Synthesizing Speech from Text

PublishedAugust 21, 2012

Assigneenot available in USPTO data we have

InventorsGregor Moehler Andreas Zehnpfenning

Technical Abstract

Patent Claims

23 claims

Legal claims defining the scope of protection, as filed with the USPTO.

1. A method of synthesizing speech from text, the method comprising: determining a sequence of phonetic components from the text; determining a sequence of target phonetic elements from the determined sequence of phonetic components; determining a sequence of target event types from the sequence of target phonetic components, wherein a target event type in the sequence of target event types represents a plurality of intonation realizations; and selecting a plurality of speech units from a set of stored speech unit candidates to form a sequence of selected speech units, wherein a first speech unit in the sequence of selected speech units is selected using a cost function comprising a unit cost determined with respect to the target phonetic element corresponding to the first speech unit, a concatenation cost determined with respect to at least one speech unit adjacent to the first speech unit, and an event type cost determined with respect to a target event type corresponding to the first speech unit.

2. The method according to claim 1 , wherein each target event type is selected from a set of predetermined event types, wherein the set of predetermined event types was automatically derived from at least one annotated speech corpus.

3. The method according to claim 2 , wherein each target event type is associated with an event type description that provides a set of parameters for the target event type, said set of parameters specifying at least one of the following: a duration for the target event type, one or more changes of the fundamental frequency over the duration of the target event type, and an intensity variation over the duration of the target event type.

4. The method according to claim 3 , wherein the event type cost of a speech unit takes at least one of the following into account: a distance between the movement of the fundamental frequency of the speech unit and the movement of the fundamental frequency specified by the event type description of the corresponding event type and/or a distance between the intensity variation of the speech unit and the intensity variation specified by the event type description.

5. The method according to claim 3 , wherein each speech unit is associated with an event type and the event type cost of a speech unit takes at least one of the following into account: a distance between the event type of the corresponding phonetic component, the event type of the speech unit and of one or more preceding speech units, and the event type of one or more adjoining speech units, related to the corresponding phonetic component.

6. The method according to claim 4 , wherein said distance is evaluated using a perceptually-measured metric.

7. The method according to claim 3 , wherein the event type cost of a speech unit takes into account a size of an area defined with respect to movement of the fundamental frequency in the event type description of the corresponding event type and the movement of the fundamental frequency in one or more speech units that fall within the duration specified by the event type description.

8. The method according to claim 7 , wherein the distance is evaluated by use of a metric quantifying the distance between at least one of the following: fundamental frequency movements of the speech unit, and intensity variations and a set of parameters of the corresponding target event type description.

9. The method of claim 2 , wherein the set of predetermined event types was derived automatically from the at least one annotated speech corpus at least in part by using a clustering procedure.
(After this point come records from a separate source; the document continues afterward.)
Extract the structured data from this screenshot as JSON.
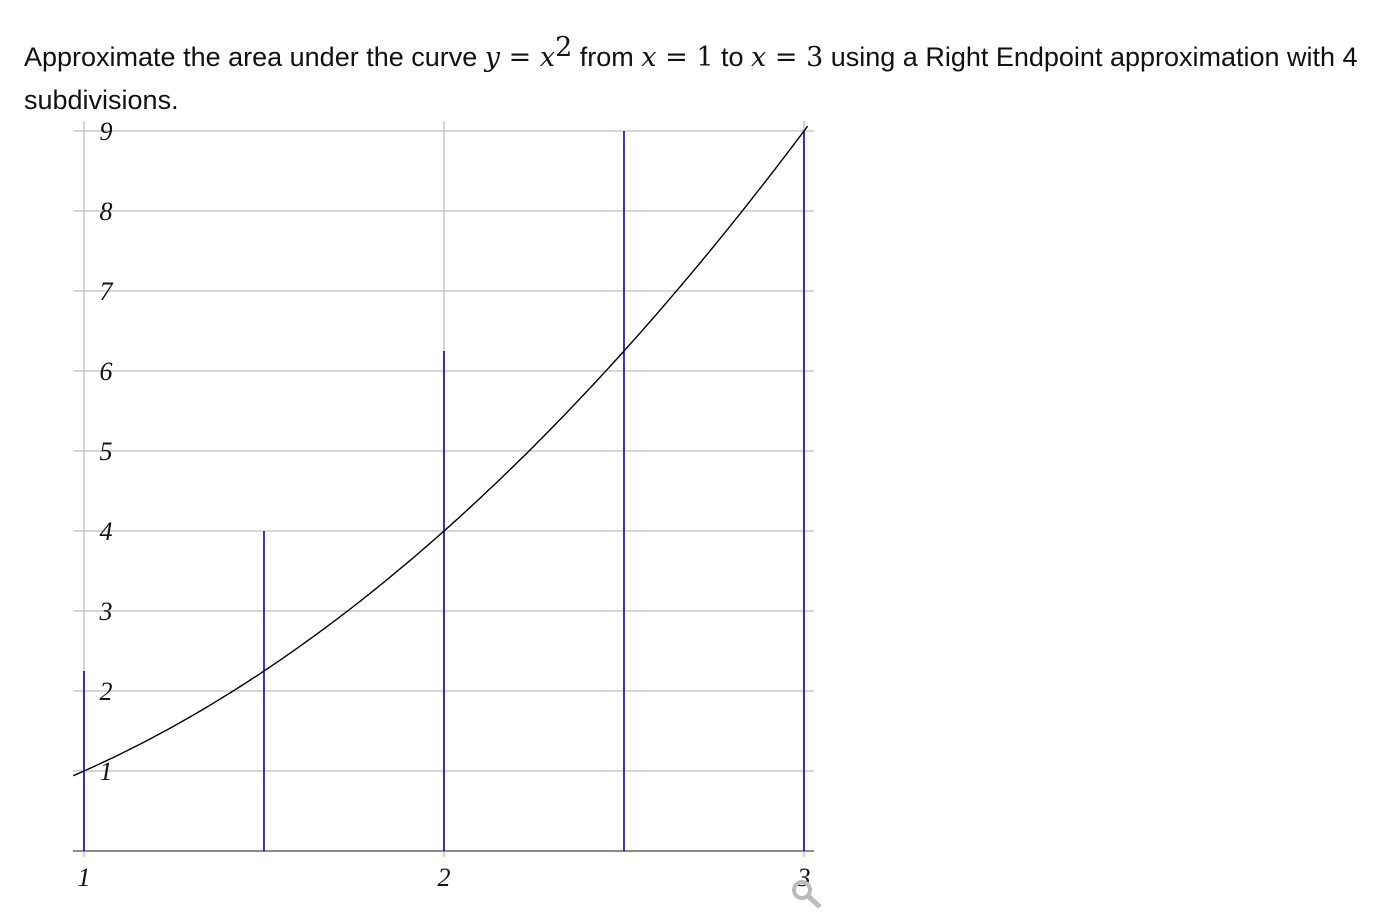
{
  "question": {
    "prefix": "Approximate the area under the curve ",
    "var_y": "y",
    "eq1": " = ",
    "var_x": "x",
    "exp": "2",
    "from": " from ",
    "x1": "x",
    "eq2": " = ",
    "a": "1",
    "to": " to ",
    "x2": "x",
    "eq3": " = ",
    "b": "3",
    "suffix": " using a Right Endpoint approximation with 4 subdivisions."
  },
  "chart_data": {
    "type": "line",
    "function": "y = x^2",
    "xlim": [
      1,
      3
    ],
    "ylim": [
      0,
      9
    ],
    "grid": true,
    "x_ticks": [
      "1",
      "2",
      "3"
    ],
    "y_ticks": [
      "1",
      "2",
      "3",
      "4",
      "5",
      "6",
      "7",
      "8",
      "9"
    ],
    "curve_color": "#000000",
    "segments_color": "#0000dd",
    "vertical_segments": [
      {
        "x": 1,
        "height": 2.25
      },
      {
        "x": 1.5,
        "height": 4
      },
      {
        "x": 2,
        "height": 6.25
      },
      {
        "x": 2.5,
        "height": 9
      },
      {
        "x": 3,
        "height": 9
      }
    ]
  },
  "icons": {
    "zoom": "magnifier-icon"
  }
}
10. A computer program product for synthesizing speech from text, said computer program product comprising at least one non-transitory computer usable medium having computer usable program code embodied therewith, said computer usable program code comprising: computer usable program code configured to determine a sequence of phonetic components from the text; computer usable program code configured to determine a sequence of target phonetic elements from the determined sequence of phonetic components; computer usable program code configured to determine a sequence of target event types from the sequence of target phonetic components, wherein a target event type in the sequence of target event types represents a plurality of intonation realizations; computer usable program code configured to select a plurality of speech units from a set of stored speech unit candidates to form a sequence of selected speech units, wherein a first speech unit in the sequence of selected speech units is selected using a cost function comprising a unit cost determined with respect to a target phonetic element corresponding to the first speech unit, a concatenation cost determined with respect to at least one speech unit adjacent to the first unit, and an event type cost determined with respect to a target event type corresponding to the first speech unit.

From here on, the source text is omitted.